I've just had a chat with Zen technical support.
The agent confirmed that there's no errors showing on the VDSL2 link to the cabinet, which tends to confirm my suspicion that the problem did not originate there. He also confirmed that there's no routing or prioritisation differences between customers on the old metered products and the new unlimited ones - the difference is purely one of marketing and billing. It is pure coincidence that this problem occurred shortly after moving to an unlimited tariff.
Zen won't receive some relevant contention reports from their suppliers until tomorrow, which hampers their understanding of where the problem is. The network operations people have been alerted to this occurrence, there's a link to this thread on the internal ticket, and I've promised to keep this thread updated over the next few days. Zen have also added some sort of monitoring to my connection so they're aware of what is happening.
The problem is not just a busy router showing higher ICMP latency. 'Real' traffic is affected - my NTP servers typically have 0.15 to 0.8ms jitter to external servers, but this shot up to several tens of ms at 9pm last night. The latency on my IPv6 first hop, which heads over a SixXS tunnel terminating at gblon2 (the protocol 41 tunnel traffic typically routes via Zen's BGP peering with Goscomb at Telehouse North) showed a similar increase in latency to my IPv4 ICMP first hop latency.
The BQM graphics use local time, not UTC. The other graphics, which originate from my in-house servers, also use local time.

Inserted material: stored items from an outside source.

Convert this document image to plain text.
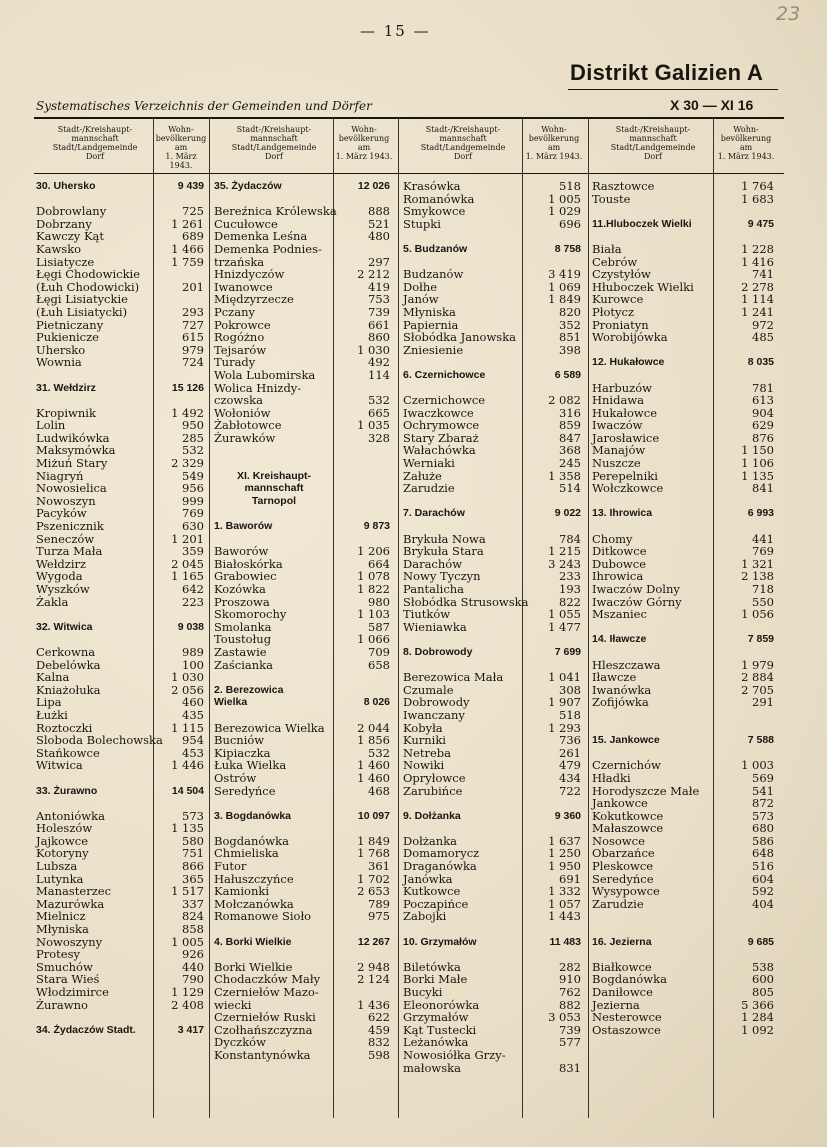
— 15 —
23
Distrikt Galizien A
Systematisches Verzeichnis der Gemeinden und Dörfer	X 30 — XI 16
Stadt-/Kreishaupt-
mannschaft
Stadt/Landgemeinde
Dorf
Wohn-
bevölkerung
am
1. März 1943.
30. Uhersko	9 439
Dobrowlany	725
Dobrzany	1 261
Kawczy Kąt	689
Kawsko	1 466
Lisiatycze	1 759
Łęgi Chodowickie
(Łuh Chodowicki)	201
Łęgi Lisiatyckie
(Łuh Lisiatycki)	293
Pietniczany	727
Pukienicze	615
Uhersko	979
Wownia	724
31. Wełdzirz	15 126
Kropiwnik	1 492
Lolin	950
Ludwikówka	285
Maksymówka	532
Miżuń Stary	2 329
Niagryń	549
Nowosielica	956
Nowoszyn	999
Pacyków	769
Pszenicznik	630
Seneczów	1 201
Turza Mała	359
Wełdzirz	2 045
Wygoda	1 165
Wyszków	642
Żakla	223
32. Witwica	9 038
Cerkowna	989
Debelówka	100
Kalna	1 030
Kniażołuka	2 056
Lipa	460
Łużki	435
Roztoczki	1 115
Sloboda Bolechowska 954
Stańkowce	453
Witwica	1 446
33. Żurawno	14 504
Antoniówka	573
Holeszów	1 135
Jajkowce	580
Kotoryny	751
Lubsza	866
Lutynka	365
Manasterzec	1 517
Mazurówka	337
Mielnicz	824
Młyniska	858
Nowoszyny	1 005
Protesy	926
Smuchów	440
Stara Wieś	790
Włodzimirce	1 129
Żurawno	2 408
34. Żydaczów Stadt.	3 417
Stadt-/Kreishaupt-
mannschaft
Stadt/Landgemeinde
Dorf
Wohn-
bevölkerung
am
1. März 1943.
35. Żydaczów	12 026
Bereźnica Królewska	888
Cucułowce	521
Demenka Leśna	480
Demenka Podnies-
trzańska	297
Hnizdyczów	2 212
Iwanowce	419
Międzyrzecze	753
Pczany	739
Pokrowce	661
Rogóżno	860
Tejsarów	1 030
Turady	492
Wola Lubomirska	114
Wolica Hnizdy-
czowska	532
Wołoniów	665
Żabłotowce	1 035
Żurawków	328
XI. Kreishaupt-
mannschaft
Tarnopol
1. Baworów	9 873
Baworów	1 206
Białoskórka	664
Grabowiec	1 078
Kozówka	1 822
Proszowa	980
Skomorochy	1 103
Smolanka	587
Toustoług	1 066
Zastawie	709
Zaścianka	658
2. Berezowica
Wielka	8 026
Berezowica Wielka	2 044
Bucniów	1 856
Kipiaczka	532
Łuka Wielka	1 460
Ostrów	1 460
Seredyńce	468
3. Bogdanówka	10 097
Bogdanówka	1 849
Chmieliska	1 768
Futor	361
Hałuszczyńce	1 702
Kamionki	2 653
Mołczanówka	789
Romanowe Sioło	975
4. Borki Wielkie	12 267
Borki Wielkie	2 948
Chodaczków Mały	2 124
Czerniełów Mazo-
wiecki	1 436
Czerniełów Ruski	622
Czołhańszczyzna	459
Dyczków	832
Konstantynówka	598
Stadt-/Kreishaupt-
mannschaft
Stadt/Landgemeinde
Dorf
Wohn-
bevölkerung
am
1. März 1943.
Krasówka	518
Romanówka	1 005
Smykowce	1 029
Stupki	696
5. Budzanów	8 758
Budzanów	3 419
Dołhe	1 069
Janów	1 849
Młyniska	820
Papiernia	352
Słobódka Janowska	851
Zniesienie	398
6. Czernichowce	6 589
Czernichowce	2 082
Iwaczkowce	316
Ochrymowce	859
Stary Zbaraż	847
Wałachówka	368
Werniaki	245
Załuże	1 358
Zarudzie	514
7. Darachów	9 022
Brykuła Nowa	784
Brykuła Stara	1 215
Darachów	3 243
Nowy Tyczyn	233
Pantalicha	193
Słobódka Strusowska	822
Tiutków	1 055
Wieniawka	1 477
8. Dobrowody	7 699
Berezowica Mała	1 041
Czumale	308
Dobrowody	1 907
Iwanczany	518
Kobyła	1 293
Kurniki	736
Netreba	261
Nowiki	479
Opryłowce	434
Zarubińce	722
9. Dołżanka	9 360
Dołżanka	1 637
Domamorycz	1 250
Draganówka	1 950
Janówka	691
Kutkowce	1 332
Poczapińce	1 057
Zabojki	1 443
10. Grzymałów	11 483
Biletówka	282
Borki Małe	910
Bucyki	762
Eleonorówka	882
Grzymałów	3 053
Kąt Tustecki	739
Leżanówka	577
Nowosiółka Grzy-
małowska	831
Stadt-/Kreishaupt-
mannschaft
Stadt/Landgemeinde
Dorf
Wohn-
bevölkerung
am
1. März 1943.
Rasztowce	1 764
Touste	1 683
11.Hluboczek Wielki	9 475
Biała	1 228
Cebrów	1 416
Czystyłów	741
Hłuboczek Wielki	2 278
Kurowce	1 114
Płotycz	1 241
Proniatyn	972
Worobijówka	485
12. Hukałowce	8 035
Harbuzów	781
Hnidawa	613
Hukałowce	904
Iwaczów	629
Jarosławice	876
Manajów	1 150
Nuszcze	1 106
Perepelniki	1 135
Wołczkowce	841
13. Ihrowica	6 993
Chomy	441
Ditkowce	769
Dubowce	1 321
Ihrowica	2 138
Iwaczów Dolny	718
Iwaczów Górny	550
Mszaniec	1 056
14. Iławcze	7 859
Hleszczawa	1 979
Iławcze	2 884
Iwanówka	2 705
Zofijówka	291
15. Jankowce	7 588
Czernichów	1 003
Hładki	569
Horodyszcze Małe	541
Jankowce	872
Kokutkowce	573
Małaszowce	680
Nosowce	586
Obarzańce	648
Pleskowce	516
Seredyńce	604
Wysypowce	592
Zarudzie	404
16. Jezierna	9 685
Białkowce	538
Bogdanówka	600
Daniłowce	805
Jezierna	5 366
Nesterowce	1 284
Ostaszowce	1 092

The most likely explanation is link saturation somewhere. This could be:
- on the BT Openreach network between the FTTx cabinet and the GEA aggregation node, which I'd expect to be at my local Flitwick (SMFK) exchange as there's no GEA-FTTx on any surrounding exchanges
- on the BT Wholesale network (there's no Zen PoP at my exchange and the Zen portal confirms I'm on WBMC)
- on the Zen links from the BT Wholesale network
- on the Zen network between BT Wholesale and the gateway I'm connected to
The latter two options seem unlikely. Zen have a philosophy of having spare capacity, and Zen didn't seem aware of any saturation problems.

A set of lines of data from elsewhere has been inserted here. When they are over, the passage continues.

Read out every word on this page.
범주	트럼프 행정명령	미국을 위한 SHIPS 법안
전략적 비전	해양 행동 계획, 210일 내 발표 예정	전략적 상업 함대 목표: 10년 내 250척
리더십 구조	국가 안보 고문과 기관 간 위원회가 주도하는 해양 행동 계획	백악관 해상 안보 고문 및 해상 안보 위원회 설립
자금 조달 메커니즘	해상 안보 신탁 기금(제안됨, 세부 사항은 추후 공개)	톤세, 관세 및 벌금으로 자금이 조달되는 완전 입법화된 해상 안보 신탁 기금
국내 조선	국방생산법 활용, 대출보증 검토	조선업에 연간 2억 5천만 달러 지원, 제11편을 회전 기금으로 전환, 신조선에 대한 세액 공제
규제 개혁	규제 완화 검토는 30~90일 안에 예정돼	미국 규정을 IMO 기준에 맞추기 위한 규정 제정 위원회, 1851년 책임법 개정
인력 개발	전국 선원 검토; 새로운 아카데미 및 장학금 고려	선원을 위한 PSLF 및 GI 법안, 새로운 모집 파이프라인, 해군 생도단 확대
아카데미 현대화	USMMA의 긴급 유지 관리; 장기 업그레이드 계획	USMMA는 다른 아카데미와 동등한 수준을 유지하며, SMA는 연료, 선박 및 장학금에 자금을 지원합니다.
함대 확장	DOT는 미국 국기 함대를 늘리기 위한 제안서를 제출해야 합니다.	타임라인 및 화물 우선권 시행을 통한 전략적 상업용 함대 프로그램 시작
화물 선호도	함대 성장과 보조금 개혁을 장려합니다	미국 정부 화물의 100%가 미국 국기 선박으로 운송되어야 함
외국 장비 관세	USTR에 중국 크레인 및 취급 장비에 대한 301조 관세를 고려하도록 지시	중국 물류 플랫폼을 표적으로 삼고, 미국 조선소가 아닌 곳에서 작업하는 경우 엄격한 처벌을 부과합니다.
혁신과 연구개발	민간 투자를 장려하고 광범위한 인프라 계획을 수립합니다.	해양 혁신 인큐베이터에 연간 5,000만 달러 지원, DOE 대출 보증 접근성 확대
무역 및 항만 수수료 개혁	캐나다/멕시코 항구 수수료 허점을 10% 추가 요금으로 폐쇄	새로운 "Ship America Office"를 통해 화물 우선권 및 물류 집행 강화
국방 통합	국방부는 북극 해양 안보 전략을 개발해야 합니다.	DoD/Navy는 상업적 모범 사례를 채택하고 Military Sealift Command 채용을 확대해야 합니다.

The BT Openreach network may be to blame, though this seems the less likely of the remaining two options.
Virgin offered broadband here several years before the first ADSL was available. A lot of people are still on Virgin, judging by the SSIDs of the wireless networks I can see. FTTx has only been available here for 9 months and ADSL2+ speeds are fairly good (around 14Mbit/s downstream is achievable), though the consumer ISPs are marketing FTTx heavily and a lot of their customers may have switched to fibre products.

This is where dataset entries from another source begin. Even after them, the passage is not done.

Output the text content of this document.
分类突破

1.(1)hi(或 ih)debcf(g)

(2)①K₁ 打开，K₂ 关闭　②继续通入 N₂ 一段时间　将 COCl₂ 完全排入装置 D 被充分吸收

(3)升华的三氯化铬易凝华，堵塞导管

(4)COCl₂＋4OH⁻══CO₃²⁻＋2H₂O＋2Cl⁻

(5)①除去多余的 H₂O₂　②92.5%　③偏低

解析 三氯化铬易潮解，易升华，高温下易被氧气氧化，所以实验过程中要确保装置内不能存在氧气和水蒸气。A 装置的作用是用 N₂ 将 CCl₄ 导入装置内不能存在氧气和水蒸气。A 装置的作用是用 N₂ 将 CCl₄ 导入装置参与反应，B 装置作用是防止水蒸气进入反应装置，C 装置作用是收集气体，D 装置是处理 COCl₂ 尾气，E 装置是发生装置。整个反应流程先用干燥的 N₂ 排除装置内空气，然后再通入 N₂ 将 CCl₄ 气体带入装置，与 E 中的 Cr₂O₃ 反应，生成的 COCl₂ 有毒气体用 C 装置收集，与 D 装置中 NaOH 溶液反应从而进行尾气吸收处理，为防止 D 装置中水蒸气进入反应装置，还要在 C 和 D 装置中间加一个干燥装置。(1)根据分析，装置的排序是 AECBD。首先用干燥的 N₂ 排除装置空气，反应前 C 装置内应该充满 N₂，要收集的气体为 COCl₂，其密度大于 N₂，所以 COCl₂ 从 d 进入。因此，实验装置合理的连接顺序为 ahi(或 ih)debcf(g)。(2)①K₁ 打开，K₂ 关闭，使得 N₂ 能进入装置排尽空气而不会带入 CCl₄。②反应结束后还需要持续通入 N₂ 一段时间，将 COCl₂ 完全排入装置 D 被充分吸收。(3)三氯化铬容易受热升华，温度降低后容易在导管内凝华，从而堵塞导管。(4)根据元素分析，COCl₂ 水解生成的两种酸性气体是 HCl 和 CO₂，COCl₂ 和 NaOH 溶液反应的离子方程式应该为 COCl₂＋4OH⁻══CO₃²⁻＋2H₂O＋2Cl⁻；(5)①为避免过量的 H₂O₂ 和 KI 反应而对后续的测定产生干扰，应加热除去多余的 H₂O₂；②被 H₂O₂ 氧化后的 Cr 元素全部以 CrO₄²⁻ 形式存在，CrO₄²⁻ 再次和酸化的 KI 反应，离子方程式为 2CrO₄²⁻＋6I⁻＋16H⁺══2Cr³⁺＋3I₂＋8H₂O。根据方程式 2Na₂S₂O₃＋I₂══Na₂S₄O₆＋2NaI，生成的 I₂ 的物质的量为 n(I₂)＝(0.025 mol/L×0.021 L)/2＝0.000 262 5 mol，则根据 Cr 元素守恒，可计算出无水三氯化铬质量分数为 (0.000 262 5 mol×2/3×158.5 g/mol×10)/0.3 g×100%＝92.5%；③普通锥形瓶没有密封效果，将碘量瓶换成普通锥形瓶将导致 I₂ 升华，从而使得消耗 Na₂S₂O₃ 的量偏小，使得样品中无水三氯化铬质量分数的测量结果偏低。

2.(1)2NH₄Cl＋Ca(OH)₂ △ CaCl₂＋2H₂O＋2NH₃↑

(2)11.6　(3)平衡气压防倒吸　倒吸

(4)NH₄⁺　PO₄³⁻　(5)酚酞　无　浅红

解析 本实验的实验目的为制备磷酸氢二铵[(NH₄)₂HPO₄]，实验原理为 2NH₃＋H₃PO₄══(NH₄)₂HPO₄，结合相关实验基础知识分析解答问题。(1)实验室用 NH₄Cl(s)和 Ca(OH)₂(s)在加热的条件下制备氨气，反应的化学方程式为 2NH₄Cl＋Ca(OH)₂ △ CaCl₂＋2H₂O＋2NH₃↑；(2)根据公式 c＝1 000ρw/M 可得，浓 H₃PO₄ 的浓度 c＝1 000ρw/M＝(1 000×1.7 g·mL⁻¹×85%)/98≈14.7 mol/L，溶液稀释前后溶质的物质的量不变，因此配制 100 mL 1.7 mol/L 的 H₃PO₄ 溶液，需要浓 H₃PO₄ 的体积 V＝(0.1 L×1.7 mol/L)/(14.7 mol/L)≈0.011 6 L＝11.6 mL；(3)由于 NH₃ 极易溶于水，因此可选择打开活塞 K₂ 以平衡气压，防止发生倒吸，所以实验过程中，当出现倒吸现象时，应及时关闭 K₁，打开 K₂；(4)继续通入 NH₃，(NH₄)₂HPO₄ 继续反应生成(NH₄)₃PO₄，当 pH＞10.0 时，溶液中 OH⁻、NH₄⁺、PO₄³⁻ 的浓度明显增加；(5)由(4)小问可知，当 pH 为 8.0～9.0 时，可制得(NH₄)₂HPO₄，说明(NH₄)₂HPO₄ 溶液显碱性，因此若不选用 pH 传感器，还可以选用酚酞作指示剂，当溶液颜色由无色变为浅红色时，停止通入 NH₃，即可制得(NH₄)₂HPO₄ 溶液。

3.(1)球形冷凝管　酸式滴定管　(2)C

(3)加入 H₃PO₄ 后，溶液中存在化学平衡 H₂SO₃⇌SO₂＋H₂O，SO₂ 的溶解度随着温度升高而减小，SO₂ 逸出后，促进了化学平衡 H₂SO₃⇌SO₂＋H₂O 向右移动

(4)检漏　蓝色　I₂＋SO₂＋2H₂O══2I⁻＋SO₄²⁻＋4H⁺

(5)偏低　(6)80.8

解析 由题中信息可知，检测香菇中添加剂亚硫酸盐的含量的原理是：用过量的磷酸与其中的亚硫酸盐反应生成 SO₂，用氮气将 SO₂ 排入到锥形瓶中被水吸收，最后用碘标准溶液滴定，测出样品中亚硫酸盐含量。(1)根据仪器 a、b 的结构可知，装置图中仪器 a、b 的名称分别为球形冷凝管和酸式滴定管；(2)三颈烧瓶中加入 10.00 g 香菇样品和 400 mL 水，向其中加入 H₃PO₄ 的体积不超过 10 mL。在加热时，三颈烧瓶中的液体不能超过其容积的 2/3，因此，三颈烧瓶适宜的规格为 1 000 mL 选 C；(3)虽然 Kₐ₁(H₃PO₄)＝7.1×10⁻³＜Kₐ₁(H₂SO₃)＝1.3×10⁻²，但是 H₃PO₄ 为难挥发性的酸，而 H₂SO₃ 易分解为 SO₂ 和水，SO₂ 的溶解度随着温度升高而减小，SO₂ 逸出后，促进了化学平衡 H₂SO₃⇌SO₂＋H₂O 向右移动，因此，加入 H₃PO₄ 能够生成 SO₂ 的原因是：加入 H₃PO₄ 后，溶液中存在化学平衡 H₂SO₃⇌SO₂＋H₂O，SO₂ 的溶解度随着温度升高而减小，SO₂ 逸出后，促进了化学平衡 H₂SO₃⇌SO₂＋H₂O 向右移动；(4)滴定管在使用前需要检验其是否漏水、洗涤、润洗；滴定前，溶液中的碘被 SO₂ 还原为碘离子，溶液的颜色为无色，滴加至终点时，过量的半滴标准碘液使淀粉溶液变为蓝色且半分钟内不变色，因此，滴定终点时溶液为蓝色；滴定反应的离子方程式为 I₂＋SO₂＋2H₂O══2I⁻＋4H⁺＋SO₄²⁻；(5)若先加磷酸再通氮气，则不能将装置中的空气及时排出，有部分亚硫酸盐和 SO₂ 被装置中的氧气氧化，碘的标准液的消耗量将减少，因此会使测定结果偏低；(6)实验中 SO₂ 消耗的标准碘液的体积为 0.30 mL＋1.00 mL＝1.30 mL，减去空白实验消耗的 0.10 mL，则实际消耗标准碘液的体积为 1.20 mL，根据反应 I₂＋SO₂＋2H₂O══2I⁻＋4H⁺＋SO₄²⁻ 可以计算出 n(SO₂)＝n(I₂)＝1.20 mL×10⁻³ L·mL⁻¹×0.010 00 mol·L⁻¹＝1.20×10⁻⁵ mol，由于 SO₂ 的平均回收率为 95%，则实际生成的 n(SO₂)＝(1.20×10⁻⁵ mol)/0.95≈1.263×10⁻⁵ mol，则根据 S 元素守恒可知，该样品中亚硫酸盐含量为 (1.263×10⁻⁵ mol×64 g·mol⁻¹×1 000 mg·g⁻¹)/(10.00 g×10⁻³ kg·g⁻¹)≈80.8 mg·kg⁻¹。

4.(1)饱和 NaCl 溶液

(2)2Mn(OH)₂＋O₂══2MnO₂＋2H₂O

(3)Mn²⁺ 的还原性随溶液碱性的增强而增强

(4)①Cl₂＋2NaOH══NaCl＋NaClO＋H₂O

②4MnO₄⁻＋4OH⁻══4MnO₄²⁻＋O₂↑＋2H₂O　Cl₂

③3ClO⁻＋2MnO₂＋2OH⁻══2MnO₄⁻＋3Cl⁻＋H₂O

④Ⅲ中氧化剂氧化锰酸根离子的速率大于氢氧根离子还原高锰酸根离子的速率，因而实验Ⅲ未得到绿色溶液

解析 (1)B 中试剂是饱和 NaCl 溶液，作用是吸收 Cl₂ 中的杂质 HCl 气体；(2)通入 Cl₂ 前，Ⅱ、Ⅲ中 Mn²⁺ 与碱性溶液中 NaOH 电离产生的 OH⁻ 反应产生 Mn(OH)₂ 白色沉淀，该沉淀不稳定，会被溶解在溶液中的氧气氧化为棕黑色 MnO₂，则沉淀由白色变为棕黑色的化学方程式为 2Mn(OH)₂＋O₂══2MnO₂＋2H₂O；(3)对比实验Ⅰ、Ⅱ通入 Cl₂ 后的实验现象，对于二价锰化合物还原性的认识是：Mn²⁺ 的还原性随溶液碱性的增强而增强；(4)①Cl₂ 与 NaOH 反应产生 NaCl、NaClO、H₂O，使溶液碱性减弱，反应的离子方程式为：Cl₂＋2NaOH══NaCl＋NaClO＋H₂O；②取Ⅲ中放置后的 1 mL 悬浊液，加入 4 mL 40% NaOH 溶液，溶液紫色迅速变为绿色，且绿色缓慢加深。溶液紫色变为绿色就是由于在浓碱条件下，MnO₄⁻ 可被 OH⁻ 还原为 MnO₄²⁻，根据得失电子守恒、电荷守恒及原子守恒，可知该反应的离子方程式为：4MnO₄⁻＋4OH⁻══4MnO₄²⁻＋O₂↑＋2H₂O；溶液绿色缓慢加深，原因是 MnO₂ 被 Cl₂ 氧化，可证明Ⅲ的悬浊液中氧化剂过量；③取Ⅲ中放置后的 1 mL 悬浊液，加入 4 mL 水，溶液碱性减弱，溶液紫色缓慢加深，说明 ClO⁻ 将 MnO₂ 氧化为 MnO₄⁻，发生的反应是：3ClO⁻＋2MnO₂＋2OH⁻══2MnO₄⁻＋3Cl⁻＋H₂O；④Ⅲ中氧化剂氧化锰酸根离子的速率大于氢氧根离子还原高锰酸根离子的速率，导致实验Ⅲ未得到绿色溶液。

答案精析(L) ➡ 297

My understanding is that there's usually plenty of spare fibre in the FTTx network, though I appreciate not all of it is lit. It might be that a fibre fault has caused traffic to my cabinet to take a different route which is becoming saturated in the evening.
The problem seems most likely to have originated somewhere in the BT Wholesale network. Time will tell!
There was a brief spike on my graphs to 290ms latency to the Zen gateway just before 11:00 local today, 29/09/2013, though it would be conjecture to ascribe any significance to it. BQM didn't pick anything up at that time.
I'll post further graphics if the problem recurs. If it does not recur, I'll confirm that in writing.